Most of the time, in addition to paying attention to the volume of the compressed picture, we also expect to experience the clarity of the compressed picture intuitively from the senses, so we can download the compressed picture for observation.

const downLoadImg = (blob) => { const link = document.createElement("a"); link.href = URL.createObjectURL(blob); link.download = 'fileName'; // Name the file link.click(); link.remove(); URL.revokeObjectURL(link.href); };Copy the code

conclusion

When writing this article, I also investigated many compression components with high usage on the Internet.
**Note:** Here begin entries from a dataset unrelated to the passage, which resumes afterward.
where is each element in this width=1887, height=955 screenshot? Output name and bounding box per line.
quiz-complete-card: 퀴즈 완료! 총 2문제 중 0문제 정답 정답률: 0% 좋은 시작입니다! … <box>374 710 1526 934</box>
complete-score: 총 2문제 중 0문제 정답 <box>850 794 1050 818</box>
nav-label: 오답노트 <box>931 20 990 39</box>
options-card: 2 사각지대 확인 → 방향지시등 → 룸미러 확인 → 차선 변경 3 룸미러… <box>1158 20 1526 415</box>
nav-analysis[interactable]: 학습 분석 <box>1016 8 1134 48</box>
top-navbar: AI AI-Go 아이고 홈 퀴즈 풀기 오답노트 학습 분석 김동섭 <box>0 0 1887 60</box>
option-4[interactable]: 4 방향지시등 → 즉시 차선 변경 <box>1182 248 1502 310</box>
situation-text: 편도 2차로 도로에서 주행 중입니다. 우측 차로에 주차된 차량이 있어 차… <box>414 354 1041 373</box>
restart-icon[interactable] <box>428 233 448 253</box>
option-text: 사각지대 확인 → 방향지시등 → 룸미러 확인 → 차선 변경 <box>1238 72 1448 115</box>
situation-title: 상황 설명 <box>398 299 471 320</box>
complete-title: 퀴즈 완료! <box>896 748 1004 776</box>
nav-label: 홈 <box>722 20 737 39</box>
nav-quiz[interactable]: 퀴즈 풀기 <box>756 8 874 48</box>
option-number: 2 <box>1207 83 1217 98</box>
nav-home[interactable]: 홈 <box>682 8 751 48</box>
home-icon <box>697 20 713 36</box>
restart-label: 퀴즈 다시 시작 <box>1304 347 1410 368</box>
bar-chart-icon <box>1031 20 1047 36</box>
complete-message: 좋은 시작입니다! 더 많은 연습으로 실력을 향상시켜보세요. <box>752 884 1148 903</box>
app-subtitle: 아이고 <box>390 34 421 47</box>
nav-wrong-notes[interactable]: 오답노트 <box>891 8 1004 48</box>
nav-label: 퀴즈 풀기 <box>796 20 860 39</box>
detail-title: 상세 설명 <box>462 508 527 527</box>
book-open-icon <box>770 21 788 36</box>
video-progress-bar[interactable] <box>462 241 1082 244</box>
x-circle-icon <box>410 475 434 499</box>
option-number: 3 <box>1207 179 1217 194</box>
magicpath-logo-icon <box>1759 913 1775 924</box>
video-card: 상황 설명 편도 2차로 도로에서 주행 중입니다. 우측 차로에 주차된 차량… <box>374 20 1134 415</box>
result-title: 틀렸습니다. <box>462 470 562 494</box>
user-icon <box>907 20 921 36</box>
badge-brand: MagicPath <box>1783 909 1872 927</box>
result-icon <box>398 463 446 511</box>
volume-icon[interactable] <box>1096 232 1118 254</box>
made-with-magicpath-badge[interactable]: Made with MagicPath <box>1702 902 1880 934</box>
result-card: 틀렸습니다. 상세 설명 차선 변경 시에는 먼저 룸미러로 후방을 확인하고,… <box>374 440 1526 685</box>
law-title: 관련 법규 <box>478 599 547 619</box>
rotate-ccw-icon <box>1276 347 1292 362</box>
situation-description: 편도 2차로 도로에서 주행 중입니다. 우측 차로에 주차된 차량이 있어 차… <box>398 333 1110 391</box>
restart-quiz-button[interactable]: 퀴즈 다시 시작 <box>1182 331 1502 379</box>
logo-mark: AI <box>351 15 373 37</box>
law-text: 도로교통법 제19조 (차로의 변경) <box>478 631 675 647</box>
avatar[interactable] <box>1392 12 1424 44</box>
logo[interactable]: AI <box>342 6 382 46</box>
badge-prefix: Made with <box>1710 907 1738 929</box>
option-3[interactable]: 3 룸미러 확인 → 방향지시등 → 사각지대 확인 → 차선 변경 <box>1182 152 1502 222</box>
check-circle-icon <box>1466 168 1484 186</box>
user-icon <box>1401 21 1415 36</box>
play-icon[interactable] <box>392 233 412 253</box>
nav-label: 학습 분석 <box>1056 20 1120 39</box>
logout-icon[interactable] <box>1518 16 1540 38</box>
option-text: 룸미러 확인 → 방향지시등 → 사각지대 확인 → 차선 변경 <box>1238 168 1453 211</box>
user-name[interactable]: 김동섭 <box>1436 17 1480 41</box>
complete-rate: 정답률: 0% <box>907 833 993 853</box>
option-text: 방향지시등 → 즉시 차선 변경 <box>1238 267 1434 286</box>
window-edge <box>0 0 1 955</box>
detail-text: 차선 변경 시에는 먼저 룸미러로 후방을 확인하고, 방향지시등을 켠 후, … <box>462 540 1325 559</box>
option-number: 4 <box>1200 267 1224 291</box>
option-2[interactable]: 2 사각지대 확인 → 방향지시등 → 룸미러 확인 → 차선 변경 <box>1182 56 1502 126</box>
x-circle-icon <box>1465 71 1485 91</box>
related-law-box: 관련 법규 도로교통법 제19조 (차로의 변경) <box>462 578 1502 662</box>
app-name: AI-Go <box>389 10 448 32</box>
The popular one is LRZ, whose syntax is as follows: (file, [options]); Width {Number} Specifies the maximum width of the image. The default is the width of the original image. If the height is not set, the width will be used. FieldName {String} specifies the name of the field (fieldName {String}, fieldName {String}, fieldName {String}, fieldName {String}). File cannot compress the image near the specified volume, so you still need to explore the value of quality. Another plugin is image-conversion, which has an API called compresssloppily (file, config) → {Promise(Blob)}, which works by setting error tolerance to compress images closer to a specified volume, But also integrated a lot of other functions that are not needed, so it is not as good as their own hands, by the way, in-depth study of learning, explore its principle, is not beautiful 😆

The resources

  • Stackoverflow.com/questions/5…
  • Image pure front-end JS compression implementation
  • Js picture filereader and window of front-end preview. The URL. CreateObjectURL
  • How to compare Canvas’s toDataURL and toBlob methods?